What else comes into play for your fat loss plateau?
- Thermic Effect of Food (TEF): TEF is the energy expenditure associated with digesting and processing the food you eat. If you eat less, your TEF may decrease because there’s less food to digest. Conversely, eating more can increase TEF.
- Physical Activity Adjustments: When you reduce calorie intake or increase physical activity, your body may respond by becoming more efficient in using energy during exercise. This can lead to a plateau in weight loss or reduced weight loss over time.
- Hormonal Changes: Hormones play a crucial role in regulating metabolism. Prolonged calorie restriction can lead to hormonal changes, such as decreased levels of leptin (a hormone that regulates appetite) and increased levels of ghrelin (a hunger hormone), which can increase hunger and make it harder to maintain a reduced calorie intake.
- Muscle Loss: Severe calorie restriction can lead to muscle loss, which can further decrease BMR. Since muscle tissue burns more calories at rest than fat tissue, losing muscle mass can slow down metabolism.
- Adaptation to Long-Term Dieting: Over time, the body may adapt to long-term calorie restriction, making it increasingly challenging to continue losing weight at the same rate as when you started the diet.
To mitigate the negative effects of metabolic adaptation for fat loss, you need to adopt a balanced and sustainable approach to diet and exercise.
Gradual changes, a focus on maintaining muscle mass, and periodic adjustments to your calorie intake and physical activity levels can help support a healthy metabolism.
5 ways you can find out your BMR?
1. Calculators and Formulas: You can use mathematical formulas, this method is easy and can be done at home with just your weight, height, age, and gender.

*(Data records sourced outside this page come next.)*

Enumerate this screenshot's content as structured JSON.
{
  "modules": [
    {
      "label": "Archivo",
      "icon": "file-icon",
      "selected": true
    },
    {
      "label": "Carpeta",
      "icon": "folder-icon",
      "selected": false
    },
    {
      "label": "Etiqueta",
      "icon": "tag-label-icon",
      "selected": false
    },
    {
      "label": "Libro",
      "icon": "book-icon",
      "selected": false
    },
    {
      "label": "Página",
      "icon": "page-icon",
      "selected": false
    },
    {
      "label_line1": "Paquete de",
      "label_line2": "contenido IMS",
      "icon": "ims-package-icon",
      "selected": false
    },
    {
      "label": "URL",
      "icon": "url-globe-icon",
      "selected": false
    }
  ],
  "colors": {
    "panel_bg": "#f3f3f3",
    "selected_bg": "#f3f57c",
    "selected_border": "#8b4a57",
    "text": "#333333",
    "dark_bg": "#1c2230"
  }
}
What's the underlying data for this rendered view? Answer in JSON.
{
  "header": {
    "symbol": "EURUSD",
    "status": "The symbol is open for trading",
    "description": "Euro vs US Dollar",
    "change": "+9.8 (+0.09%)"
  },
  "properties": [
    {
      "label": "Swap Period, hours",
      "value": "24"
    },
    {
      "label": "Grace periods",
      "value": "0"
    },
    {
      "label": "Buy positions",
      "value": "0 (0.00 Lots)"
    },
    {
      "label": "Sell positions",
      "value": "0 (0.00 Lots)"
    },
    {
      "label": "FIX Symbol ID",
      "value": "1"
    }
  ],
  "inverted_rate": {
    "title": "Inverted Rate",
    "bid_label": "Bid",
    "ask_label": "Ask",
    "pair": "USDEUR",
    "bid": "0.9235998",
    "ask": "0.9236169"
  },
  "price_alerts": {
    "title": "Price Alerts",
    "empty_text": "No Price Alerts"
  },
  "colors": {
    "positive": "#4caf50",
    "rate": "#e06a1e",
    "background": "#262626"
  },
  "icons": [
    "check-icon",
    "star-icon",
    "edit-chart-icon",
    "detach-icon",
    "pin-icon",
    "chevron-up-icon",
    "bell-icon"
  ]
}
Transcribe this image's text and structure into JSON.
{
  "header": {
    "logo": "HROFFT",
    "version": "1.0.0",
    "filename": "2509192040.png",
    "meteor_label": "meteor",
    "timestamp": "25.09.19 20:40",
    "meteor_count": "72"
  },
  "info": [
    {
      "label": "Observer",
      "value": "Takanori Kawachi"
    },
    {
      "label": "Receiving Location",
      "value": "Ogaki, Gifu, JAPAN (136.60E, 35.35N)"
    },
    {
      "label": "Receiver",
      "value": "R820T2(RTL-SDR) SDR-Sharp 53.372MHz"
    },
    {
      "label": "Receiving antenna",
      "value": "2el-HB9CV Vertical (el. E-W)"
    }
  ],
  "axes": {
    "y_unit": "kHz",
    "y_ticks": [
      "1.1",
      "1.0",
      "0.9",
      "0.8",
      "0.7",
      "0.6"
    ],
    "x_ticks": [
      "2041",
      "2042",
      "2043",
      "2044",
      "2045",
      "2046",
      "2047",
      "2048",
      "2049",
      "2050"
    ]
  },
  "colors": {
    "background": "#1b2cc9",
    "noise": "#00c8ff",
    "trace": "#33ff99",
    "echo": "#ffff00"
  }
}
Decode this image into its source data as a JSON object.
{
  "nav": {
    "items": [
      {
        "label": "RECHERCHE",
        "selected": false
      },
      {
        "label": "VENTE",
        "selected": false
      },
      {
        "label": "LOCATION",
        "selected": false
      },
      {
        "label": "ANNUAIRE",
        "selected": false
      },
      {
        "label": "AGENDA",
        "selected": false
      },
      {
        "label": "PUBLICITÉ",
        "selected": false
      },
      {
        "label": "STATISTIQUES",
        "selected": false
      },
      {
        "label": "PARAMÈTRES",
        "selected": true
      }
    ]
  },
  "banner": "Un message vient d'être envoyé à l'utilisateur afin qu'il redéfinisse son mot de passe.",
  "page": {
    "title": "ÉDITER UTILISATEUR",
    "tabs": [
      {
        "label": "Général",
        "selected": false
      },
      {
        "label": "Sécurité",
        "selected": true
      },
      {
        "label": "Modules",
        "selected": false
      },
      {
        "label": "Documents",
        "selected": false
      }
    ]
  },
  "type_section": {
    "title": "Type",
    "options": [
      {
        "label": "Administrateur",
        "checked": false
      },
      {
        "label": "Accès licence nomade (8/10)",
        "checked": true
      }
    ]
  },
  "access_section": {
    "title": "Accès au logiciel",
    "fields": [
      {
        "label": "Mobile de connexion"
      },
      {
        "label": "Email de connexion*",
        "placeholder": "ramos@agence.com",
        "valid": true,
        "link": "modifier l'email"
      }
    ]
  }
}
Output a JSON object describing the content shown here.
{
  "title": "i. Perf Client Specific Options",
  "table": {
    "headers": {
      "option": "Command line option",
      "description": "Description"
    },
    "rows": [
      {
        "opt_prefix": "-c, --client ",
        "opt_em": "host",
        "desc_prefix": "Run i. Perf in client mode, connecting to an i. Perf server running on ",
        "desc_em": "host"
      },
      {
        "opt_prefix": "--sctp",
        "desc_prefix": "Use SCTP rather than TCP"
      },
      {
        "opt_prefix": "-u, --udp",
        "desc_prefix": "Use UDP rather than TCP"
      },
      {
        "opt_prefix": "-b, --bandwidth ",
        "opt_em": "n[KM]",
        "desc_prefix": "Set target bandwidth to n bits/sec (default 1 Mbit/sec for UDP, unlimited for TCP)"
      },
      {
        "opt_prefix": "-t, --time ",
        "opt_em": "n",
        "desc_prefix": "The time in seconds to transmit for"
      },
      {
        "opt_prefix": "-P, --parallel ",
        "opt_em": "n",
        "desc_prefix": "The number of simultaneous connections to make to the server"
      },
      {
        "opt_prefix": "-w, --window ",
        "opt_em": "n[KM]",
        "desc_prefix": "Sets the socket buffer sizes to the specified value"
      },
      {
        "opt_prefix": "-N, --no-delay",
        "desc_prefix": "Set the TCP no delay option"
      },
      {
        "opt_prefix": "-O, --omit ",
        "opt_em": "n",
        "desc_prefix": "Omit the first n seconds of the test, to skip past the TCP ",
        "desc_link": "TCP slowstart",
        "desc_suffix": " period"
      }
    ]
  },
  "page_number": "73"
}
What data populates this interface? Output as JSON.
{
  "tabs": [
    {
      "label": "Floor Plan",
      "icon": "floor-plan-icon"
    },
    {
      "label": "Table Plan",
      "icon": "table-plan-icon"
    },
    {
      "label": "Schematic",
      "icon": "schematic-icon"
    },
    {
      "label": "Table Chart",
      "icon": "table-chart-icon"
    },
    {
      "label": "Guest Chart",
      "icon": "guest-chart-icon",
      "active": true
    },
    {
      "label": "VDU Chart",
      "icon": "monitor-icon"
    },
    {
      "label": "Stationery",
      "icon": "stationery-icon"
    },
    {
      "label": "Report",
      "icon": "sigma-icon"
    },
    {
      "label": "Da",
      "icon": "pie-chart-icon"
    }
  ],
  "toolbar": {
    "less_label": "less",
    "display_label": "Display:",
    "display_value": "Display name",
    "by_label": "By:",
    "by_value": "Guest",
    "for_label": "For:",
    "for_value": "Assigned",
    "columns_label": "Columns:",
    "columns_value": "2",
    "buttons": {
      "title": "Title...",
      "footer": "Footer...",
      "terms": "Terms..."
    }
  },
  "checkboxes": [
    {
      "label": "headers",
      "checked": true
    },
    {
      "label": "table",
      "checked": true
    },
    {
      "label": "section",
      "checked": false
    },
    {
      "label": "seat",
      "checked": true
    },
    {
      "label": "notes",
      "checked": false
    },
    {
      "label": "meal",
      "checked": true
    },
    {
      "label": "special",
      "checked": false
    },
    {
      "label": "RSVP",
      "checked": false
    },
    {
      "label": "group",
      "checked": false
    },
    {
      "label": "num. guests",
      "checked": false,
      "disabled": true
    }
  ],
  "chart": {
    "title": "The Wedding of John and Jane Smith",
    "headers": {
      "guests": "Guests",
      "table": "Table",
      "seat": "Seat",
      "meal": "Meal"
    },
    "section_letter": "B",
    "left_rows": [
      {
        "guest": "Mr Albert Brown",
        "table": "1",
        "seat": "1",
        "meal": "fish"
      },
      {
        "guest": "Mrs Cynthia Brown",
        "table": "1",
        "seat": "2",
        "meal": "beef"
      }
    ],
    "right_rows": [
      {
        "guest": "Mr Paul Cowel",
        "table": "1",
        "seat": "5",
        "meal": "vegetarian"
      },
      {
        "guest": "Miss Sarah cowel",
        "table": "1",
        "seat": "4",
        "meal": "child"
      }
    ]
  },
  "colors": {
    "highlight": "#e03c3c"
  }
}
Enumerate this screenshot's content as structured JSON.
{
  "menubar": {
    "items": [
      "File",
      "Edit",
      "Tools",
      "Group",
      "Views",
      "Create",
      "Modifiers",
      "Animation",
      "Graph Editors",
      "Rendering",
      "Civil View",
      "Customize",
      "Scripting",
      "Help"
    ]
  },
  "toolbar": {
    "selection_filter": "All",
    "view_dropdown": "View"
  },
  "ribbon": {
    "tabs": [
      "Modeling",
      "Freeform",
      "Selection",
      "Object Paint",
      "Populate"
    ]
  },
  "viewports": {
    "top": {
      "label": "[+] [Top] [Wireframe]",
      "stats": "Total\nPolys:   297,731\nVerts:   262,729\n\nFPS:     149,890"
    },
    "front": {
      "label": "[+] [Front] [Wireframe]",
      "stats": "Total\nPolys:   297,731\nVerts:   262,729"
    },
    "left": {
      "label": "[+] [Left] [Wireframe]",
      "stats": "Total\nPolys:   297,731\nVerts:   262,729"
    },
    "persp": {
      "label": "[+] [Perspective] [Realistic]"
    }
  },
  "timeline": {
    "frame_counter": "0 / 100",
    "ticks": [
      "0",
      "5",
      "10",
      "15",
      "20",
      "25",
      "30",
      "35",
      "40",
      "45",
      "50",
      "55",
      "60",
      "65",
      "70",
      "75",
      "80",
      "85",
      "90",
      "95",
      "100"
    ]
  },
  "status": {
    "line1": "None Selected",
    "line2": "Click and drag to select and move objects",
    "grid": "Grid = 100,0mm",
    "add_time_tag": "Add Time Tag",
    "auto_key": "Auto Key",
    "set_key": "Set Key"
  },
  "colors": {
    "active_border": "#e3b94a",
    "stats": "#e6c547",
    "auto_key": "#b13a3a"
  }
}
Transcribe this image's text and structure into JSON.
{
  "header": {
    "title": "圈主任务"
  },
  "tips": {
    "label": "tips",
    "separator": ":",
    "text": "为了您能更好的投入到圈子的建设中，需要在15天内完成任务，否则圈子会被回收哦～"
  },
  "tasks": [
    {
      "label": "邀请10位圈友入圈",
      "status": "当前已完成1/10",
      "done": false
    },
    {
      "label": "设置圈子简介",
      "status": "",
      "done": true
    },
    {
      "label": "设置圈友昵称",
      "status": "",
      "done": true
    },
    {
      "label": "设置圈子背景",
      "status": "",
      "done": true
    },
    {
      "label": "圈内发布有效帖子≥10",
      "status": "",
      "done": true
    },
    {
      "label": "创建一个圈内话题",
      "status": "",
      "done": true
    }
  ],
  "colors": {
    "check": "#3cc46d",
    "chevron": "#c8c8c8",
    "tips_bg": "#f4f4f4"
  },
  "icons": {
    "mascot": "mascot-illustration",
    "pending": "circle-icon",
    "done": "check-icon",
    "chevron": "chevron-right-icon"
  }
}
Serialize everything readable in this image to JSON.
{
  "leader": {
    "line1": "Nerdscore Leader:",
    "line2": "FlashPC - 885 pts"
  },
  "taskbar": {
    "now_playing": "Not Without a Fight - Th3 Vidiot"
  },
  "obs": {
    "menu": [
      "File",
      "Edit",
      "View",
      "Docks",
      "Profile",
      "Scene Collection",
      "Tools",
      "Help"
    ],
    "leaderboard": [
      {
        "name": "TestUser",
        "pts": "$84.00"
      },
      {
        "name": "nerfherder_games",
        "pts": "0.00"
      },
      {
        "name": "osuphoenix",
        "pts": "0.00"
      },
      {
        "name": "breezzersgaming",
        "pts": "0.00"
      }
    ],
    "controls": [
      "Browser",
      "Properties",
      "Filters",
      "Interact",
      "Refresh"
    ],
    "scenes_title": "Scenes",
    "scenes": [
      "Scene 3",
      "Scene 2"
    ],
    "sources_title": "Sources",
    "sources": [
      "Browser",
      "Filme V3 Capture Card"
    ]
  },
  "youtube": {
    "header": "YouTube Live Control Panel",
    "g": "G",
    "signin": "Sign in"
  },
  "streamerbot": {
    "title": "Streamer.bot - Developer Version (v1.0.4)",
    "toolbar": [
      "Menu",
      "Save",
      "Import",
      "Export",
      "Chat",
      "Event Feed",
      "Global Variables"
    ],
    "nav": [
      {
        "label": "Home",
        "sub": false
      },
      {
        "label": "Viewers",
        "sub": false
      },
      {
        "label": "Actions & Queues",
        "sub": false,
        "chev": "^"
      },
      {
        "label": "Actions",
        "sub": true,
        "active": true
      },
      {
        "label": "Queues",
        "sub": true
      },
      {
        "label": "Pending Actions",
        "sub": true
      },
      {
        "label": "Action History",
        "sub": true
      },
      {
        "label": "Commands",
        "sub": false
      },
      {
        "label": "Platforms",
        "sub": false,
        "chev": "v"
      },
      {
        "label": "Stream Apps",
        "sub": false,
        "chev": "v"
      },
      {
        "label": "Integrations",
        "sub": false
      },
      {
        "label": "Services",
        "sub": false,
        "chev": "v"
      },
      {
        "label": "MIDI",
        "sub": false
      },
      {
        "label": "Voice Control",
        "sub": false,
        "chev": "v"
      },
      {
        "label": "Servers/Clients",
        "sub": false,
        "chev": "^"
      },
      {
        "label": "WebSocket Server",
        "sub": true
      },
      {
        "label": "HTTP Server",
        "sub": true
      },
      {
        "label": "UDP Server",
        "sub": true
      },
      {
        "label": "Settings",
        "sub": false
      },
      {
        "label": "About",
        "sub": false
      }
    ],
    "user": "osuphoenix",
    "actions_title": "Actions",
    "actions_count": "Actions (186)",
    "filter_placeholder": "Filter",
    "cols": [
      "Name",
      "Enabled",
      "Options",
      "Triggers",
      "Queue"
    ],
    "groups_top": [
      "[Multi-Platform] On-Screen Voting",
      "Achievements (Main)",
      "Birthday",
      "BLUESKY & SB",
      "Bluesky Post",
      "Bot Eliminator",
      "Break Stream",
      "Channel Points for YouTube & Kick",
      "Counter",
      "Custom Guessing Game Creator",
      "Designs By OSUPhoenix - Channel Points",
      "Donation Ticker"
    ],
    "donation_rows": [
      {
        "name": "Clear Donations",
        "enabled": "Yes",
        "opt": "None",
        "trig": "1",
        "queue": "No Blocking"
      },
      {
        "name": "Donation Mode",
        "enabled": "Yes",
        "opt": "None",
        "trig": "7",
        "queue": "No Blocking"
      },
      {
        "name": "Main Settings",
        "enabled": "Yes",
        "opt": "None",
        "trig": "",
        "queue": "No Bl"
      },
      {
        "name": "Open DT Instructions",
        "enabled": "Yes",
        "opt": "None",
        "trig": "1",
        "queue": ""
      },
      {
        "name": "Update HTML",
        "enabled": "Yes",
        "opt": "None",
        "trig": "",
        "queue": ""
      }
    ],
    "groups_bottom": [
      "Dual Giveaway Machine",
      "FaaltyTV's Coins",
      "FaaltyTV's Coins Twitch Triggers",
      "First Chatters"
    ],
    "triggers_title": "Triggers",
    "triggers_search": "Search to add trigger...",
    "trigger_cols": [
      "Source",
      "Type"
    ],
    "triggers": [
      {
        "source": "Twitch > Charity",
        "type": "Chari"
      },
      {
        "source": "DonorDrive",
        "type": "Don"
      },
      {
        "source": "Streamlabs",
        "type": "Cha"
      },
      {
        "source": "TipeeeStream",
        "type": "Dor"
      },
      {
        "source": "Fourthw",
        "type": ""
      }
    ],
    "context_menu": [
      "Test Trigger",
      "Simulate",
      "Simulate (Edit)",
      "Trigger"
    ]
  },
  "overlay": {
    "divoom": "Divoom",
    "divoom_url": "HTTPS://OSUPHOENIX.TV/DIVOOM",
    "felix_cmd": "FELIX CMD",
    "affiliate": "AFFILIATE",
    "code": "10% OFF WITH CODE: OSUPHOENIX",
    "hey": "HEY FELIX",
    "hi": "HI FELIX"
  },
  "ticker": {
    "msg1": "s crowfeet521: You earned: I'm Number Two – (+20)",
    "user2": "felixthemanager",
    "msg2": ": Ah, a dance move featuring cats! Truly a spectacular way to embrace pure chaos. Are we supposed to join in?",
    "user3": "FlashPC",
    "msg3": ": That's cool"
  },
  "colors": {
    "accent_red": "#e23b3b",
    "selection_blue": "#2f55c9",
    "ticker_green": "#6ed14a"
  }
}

2. Body Composition Scan: a more advanced method, measuring your body’s composition, such as body fat percentage, muscle mass, and lean body mass.
3. Indirect Calorimetry: A highly accurate method that measures the amount of oxygen you consume and the carbon dioxide you produce while at rest, highly advanced and performed in a clinical setting or research facility.
4. Metabolic Testing: Breathing into a specialized machine that measures your oxygen consumption and carbon dioxide production.
5. Smartphone Apps and Wearables: Some smartphone apps and wearable fitness devices claim to estimate BMR based on various inputs like your age, gender, weight, height, and activity level. These can provide a rough estimate, they may not be as accurate as more sophisticated methods.
Whatever the method you choose, individual variations and factors like muscle mass, genetics, and hormones can affect your BMR.
The calculated BMR should serve as a starting point for estimating your daily calorie needs, and you may need to adjust your calorie intake based on your specific goals and activity level.
If you have specific health or fitness goals, it’s a good idea to consult with a professional for personalized guidance.